娘視点

 一度は止まった涙がまた溢れてきた。


「結婚式中はドタバタして、食事が出来なくてお腹が減ったでしょ? 俺、何か軽く作るよ」


 克也は言いながら、立ち上がった。


「ありがとう。私はもうちょっと仏壇の前ここにいるね」


「分かった」


 克也はもう一度、私の頭を撫でてくれた。

 そして、部屋から出て行く。


「お父さん、今まで本当にありがとう。ゆっくり休んでね」


 私は一人で呟く。




 ――




「ごめんね、お父さん、一年も余計に付き合ってもらっちゃって……それにずっと無視をし続けちゃって……」




 お父さんの葬式が終わった翌日、死んだはずのお父さんが家に現れた。


 幽霊など信じたことはなかったけど、目の前に現れたお父さんを見て、すぐに理解し、受け入れることが出来た。



 ――そして、絶対に反応しないと決めた。


 もし、お父さんに見えていることがバレたら、私のことが心配になって、現世から離れなくなってしまうかもしれない。
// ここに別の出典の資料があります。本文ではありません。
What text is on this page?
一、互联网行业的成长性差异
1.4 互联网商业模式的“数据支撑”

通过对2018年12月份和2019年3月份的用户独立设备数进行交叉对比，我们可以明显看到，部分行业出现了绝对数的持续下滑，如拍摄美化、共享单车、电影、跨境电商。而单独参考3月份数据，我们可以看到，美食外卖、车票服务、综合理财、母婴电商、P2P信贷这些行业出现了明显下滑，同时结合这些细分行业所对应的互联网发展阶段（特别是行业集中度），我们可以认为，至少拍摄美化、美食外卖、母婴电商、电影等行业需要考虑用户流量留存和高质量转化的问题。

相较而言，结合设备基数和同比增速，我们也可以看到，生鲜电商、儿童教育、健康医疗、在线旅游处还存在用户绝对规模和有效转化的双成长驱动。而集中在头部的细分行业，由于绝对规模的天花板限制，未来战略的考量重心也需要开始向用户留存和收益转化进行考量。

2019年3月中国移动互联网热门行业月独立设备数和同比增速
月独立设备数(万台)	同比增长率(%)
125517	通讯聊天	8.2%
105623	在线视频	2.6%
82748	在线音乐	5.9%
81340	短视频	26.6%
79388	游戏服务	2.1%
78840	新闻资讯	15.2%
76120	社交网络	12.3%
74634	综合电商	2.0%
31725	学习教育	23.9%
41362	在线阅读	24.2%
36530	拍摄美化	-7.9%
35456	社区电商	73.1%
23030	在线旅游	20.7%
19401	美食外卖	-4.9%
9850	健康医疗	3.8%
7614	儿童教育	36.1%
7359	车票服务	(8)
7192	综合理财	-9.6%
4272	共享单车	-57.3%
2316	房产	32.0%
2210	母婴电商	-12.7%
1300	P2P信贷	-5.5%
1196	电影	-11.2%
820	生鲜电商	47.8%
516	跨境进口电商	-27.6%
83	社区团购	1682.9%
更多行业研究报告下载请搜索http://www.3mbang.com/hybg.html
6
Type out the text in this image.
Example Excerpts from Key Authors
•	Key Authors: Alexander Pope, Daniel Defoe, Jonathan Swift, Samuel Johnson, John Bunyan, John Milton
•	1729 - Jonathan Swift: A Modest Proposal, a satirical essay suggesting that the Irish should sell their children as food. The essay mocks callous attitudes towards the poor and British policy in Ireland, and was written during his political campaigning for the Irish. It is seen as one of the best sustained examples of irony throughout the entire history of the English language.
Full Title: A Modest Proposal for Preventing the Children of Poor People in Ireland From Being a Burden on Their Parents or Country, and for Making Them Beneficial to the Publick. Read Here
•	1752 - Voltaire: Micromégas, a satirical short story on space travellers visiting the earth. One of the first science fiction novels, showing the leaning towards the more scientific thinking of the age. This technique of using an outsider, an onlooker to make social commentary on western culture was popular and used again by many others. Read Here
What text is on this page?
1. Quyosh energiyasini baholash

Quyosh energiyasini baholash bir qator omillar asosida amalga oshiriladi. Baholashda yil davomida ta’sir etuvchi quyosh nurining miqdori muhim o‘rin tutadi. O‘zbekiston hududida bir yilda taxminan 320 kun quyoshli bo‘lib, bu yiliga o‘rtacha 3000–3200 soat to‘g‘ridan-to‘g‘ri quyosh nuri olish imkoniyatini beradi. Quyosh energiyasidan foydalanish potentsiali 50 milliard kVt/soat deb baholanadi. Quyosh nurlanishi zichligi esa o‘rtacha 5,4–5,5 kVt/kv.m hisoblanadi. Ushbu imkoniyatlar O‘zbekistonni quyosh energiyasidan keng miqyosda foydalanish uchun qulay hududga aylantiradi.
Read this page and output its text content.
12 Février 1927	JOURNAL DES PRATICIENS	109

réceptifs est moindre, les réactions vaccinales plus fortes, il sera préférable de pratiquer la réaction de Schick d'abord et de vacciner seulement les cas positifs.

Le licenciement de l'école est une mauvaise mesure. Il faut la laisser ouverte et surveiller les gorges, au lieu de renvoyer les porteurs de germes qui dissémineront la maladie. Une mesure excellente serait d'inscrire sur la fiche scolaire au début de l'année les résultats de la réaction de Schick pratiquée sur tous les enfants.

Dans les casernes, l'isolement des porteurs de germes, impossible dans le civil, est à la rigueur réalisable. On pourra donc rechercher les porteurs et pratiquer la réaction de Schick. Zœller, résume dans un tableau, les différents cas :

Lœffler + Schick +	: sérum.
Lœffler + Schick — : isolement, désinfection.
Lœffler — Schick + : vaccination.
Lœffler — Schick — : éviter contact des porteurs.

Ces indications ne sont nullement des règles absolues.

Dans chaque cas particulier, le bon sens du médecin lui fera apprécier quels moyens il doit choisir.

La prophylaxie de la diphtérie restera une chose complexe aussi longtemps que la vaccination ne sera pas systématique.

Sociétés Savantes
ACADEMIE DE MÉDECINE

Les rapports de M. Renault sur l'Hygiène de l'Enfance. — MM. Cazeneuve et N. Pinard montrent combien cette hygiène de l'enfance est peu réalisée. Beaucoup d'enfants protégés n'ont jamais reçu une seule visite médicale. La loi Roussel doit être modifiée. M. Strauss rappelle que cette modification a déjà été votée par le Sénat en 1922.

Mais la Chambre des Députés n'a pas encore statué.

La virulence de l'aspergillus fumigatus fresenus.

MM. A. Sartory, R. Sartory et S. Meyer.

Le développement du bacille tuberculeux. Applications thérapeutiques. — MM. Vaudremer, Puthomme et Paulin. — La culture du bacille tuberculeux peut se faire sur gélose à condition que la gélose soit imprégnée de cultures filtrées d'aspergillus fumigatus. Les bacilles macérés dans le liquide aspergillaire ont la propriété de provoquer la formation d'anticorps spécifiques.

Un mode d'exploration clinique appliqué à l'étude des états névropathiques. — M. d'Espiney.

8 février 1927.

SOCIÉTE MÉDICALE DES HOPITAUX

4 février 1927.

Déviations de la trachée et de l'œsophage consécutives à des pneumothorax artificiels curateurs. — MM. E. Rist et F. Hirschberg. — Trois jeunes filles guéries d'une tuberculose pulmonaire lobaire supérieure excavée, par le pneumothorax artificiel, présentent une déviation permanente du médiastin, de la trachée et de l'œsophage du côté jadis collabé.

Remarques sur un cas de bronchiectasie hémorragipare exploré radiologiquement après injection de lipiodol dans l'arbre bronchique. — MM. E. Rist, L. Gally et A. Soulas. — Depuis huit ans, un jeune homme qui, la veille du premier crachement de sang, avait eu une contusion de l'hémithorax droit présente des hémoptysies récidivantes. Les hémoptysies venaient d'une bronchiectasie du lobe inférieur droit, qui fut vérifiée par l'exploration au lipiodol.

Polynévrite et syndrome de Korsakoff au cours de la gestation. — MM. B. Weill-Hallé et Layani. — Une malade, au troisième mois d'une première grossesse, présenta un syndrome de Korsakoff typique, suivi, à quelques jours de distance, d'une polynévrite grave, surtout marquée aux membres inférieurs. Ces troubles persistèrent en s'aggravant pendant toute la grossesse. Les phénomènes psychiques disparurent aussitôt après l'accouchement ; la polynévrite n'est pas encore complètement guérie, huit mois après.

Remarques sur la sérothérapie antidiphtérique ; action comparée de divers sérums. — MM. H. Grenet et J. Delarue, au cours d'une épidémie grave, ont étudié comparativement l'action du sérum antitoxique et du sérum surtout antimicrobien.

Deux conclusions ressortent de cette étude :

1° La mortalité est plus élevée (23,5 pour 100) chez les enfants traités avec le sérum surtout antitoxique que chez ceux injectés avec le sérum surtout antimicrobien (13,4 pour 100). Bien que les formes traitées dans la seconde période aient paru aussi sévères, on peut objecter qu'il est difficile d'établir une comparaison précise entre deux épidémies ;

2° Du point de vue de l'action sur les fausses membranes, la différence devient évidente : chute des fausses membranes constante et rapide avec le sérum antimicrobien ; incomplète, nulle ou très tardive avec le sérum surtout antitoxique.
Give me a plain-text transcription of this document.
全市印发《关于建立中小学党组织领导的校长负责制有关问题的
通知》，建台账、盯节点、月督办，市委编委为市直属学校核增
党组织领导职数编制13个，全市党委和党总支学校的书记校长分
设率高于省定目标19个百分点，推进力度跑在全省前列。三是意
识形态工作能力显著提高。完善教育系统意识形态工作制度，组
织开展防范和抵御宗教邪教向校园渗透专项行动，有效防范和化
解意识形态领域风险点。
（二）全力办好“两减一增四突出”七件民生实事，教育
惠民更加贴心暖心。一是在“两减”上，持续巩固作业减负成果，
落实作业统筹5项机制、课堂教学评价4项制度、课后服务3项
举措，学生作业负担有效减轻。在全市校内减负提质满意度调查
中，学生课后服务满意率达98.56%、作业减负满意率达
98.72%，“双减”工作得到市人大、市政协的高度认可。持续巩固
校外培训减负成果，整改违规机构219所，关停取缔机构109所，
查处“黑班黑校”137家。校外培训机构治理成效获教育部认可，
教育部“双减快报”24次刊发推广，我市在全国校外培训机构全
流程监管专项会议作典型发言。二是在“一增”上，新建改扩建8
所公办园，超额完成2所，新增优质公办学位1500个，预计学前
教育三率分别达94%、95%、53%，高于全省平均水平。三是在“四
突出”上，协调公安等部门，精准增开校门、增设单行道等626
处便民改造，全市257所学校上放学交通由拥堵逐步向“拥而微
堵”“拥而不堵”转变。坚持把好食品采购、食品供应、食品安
 霊とかは良く分からないけど、死んだ人が現世に留まるのは良くないことだと思った。


 だから、私は一日でも早くお父さんに成仏してもらう為、前を向くことにした。


 そして、今日、お父さんは旅立った。


 これで良かったんだ……


「お父さん……」


 私は一人で泣く。


 今日はたくさん泣こう。


 でも、明日からは泣かない。


 これからは私が支える側にならないと…………


「涼香、出来たぞ」


 克也の呼ぶ声が聞こえる。


「うん、分かった。お父さん、お母さん、写真はここに飾っておくね」


 私は仏壇と対面になる場所へ私のウェディングドレス姿の写真を飾る。


 部屋を出る時にもう一度だけお父さんとお母さんの部屋を眺めた。


「……お父さん、お母さん、じゃあね」


 お父さんのいなくなった部屋を見ると切ない気持ちになった。


 けど、もう後ろは振り向かない。

 前に進む。

 それがお父さんやお母さんに対して、私なりの恩返しだと思うから。